Auxiliary Variables#
Utility#
- class neuralprocesses.coders.shaping.AssertNoParallel[source]#
Assert exactly one element in parallel or not a parallel of elements.
- class neuralprocesses.coders.shaping.AssertParallel(n)[source]#
Assert a parallel of n elements.
- Parameters:
n (int) – Number of elements asserted in parallel.
- n#
Number of elements asserted in parallel.
- Type:
int
- class neuralprocesses.coders.shaping.RestructureParallel(current, new)[source]#
Restructure a parallel of things.
- Parameters:
current (tuple) – Current structure.
new (tuple) – New structure.
- current#
Current structure.
- Type:
tuple
- new#
New structure.
- Type:
tuple
- class neuralprocesses.coders.shaping.Splitter(size0, *sizes)[source]#
Split a tensor into multiple tensors.
- Parameters:
*sizes (int) – Size of every split
- sizes#
Size of every split
- Type:
tuple[int]
- class neuralprocesses.coders.shaping.SqueezeParallel[source]#
If there is a parallel of exactly one element, remove the parallel.

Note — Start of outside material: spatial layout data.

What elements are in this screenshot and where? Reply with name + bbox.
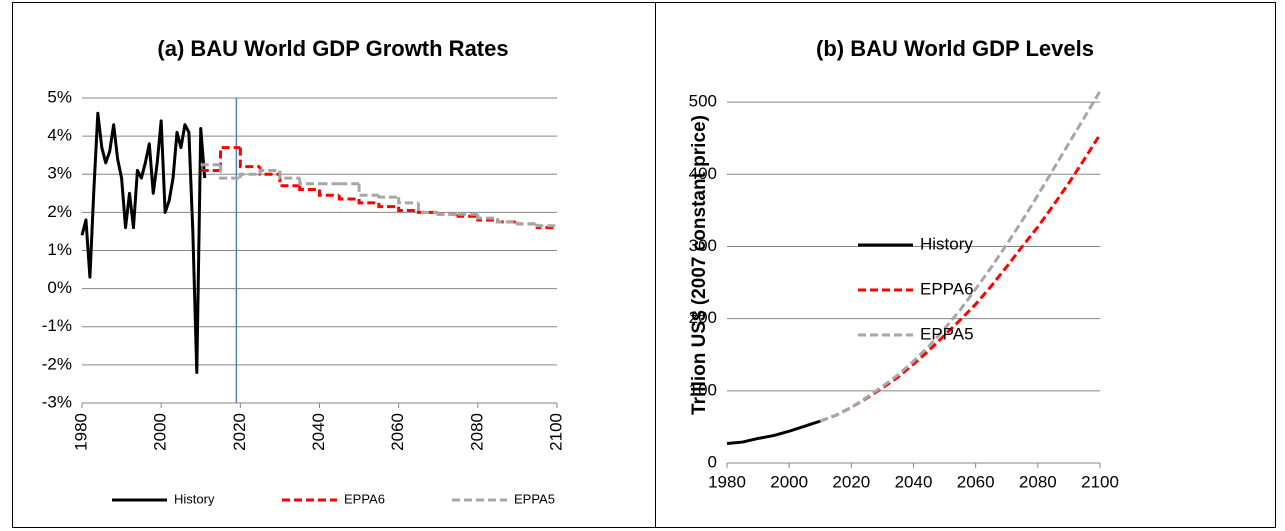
panel-frame — [655, 2, 1276, 528]
step-segment — [337, 195, 360, 201]
step-segment — [318, 189, 340, 197]
y-axis-label: Trillion US$ (2007 constant price) — [689, 115, 710, 415]
legend-label: EPPA5 — [514, 491, 555, 506]
chart-title: (a) BAU World GDP Growth Rates — [157, 36, 508, 61]
step-segment — [397, 197, 419, 205]
y-tick-label: -2% — [42, 354, 72, 373]
step-segment — [278, 174, 300, 188]
step-segment — [219, 146, 241, 171]
legend-label: EPPA5 — [920, 324, 974, 343]
x-tick-label: 1980 — [708, 472, 746, 491]
step-segment — [416, 210, 439, 214]
step-segment — [377, 202, 399, 209]
legend-label: History — [174, 491, 215, 506]
series-line — [726, 419, 821, 446]
x-tick-label: 2060 — [957, 472, 995, 491]
step-segment — [298, 185, 320, 191]
series-line — [80, 111, 207, 374]
x-tick-label: 2040 — [309, 413, 328, 451]
y-tick-label: 5% — [47, 87, 72, 106]
x-tick-label: 2080 — [467, 413, 486, 451]
x-tick-label: 2020 — [832, 472, 870, 491]
y-tick-label: 300 — [689, 236, 717, 255]
step-segment — [357, 199, 379, 205]
step-segment — [397, 206, 419, 212]
step-segment — [258, 168, 280, 175]
step-segment — [238, 147, 261, 169]
x-tick-label: 2100 — [546, 413, 565, 451]
y-tick-label: 200 — [689, 308, 717, 327]
x-tick-label: 2000 — [151, 413, 170, 451]
y-tick-label: 2% — [47, 202, 72, 221]
legend-label: EPPA6 — [344, 491, 385, 506]
x-tick-label: 1980 — [71, 413, 90, 451]
step-segment — [238, 172, 261, 179]
step-segment — [377, 195, 399, 199]
y-tick-label: 500 — [689, 92, 717, 111]
y-tick-label: -1% — [42, 316, 72, 335]
x-tick-label: 2100 — [1081, 472, 1119, 491]
step-segment — [416, 202, 439, 214]
step-segment — [219, 164, 241, 180]
step-segment — [496, 218, 518, 224]
chart-title: (b) BAU World GDP Levels — [816, 36, 1094, 61]
series-line — [819, 90, 1102, 423]
step-segment — [357, 183, 379, 197]
legend-label: EPPA6 — [920, 279, 974, 298]
x-tick-label: 2040 — [895, 472, 933, 491]
y-tick-label: 4% — [47, 126, 72, 145]
x-tick-label: 2060 — [388, 413, 407, 451]
x-tick-label: 2020 — [230, 413, 249, 451]
y-tick-label: -3% — [42, 392, 72, 411]
step-segment — [515, 221, 538, 226]
step-segment — [298, 178, 320, 186]
series-line — [819, 133, 1102, 423]
y-tick-label: 400 — [689, 164, 717, 183]
x-tick-label: 2080 — [1019, 472, 1057, 491]
step-segment — [535, 223, 557, 228]
y-tick-label: 0% — [47, 278, 72, 297]
y-tick-label: 3% — [47, 164, 72, 183]
step-segment — [278, 170, 300, 180]
y-tick-label: 1% — [47, 240, 72, 259]
step-segment — [476, 214, 498, 220]
step-segment — [436, 212, 459, 216]
y-tick-label: 0 — [708, 452, 717, 471]
x-tick-label: 2000 — [770, 472, 808, 491]
y-tick-label: 100 — [689, 380, 717, 399]
legend-label: History — [920, 234, 973, 253]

- class neuralprocesses.coders.fuse.Fuse(set_conv)[source]#
In a parallel of two things, interpolate the first to the inputs of the second, and concatenate the result to the second.
- Parameters:
set_conv (coder) – Set conv that should perform the interpolation.
- set_conv#
Set conv that should perform the interpolation.
- Type:
coder
- class neuralprocesses.coders.mapdiag.MapDiagonal(coder)[source]#
Map to the diagonal of the squared space.
- Parameters:
coder (coder) – Coder to apply the mapped values to.
- coder#
Coder to apply the mapped values to.
- Type:
coder
- class neuralprocesses.coders.densecov.DenseCovariancePSDTransform[source]#
Multiply a dense covariance encoding by itself transposed to ensure that it is PSD.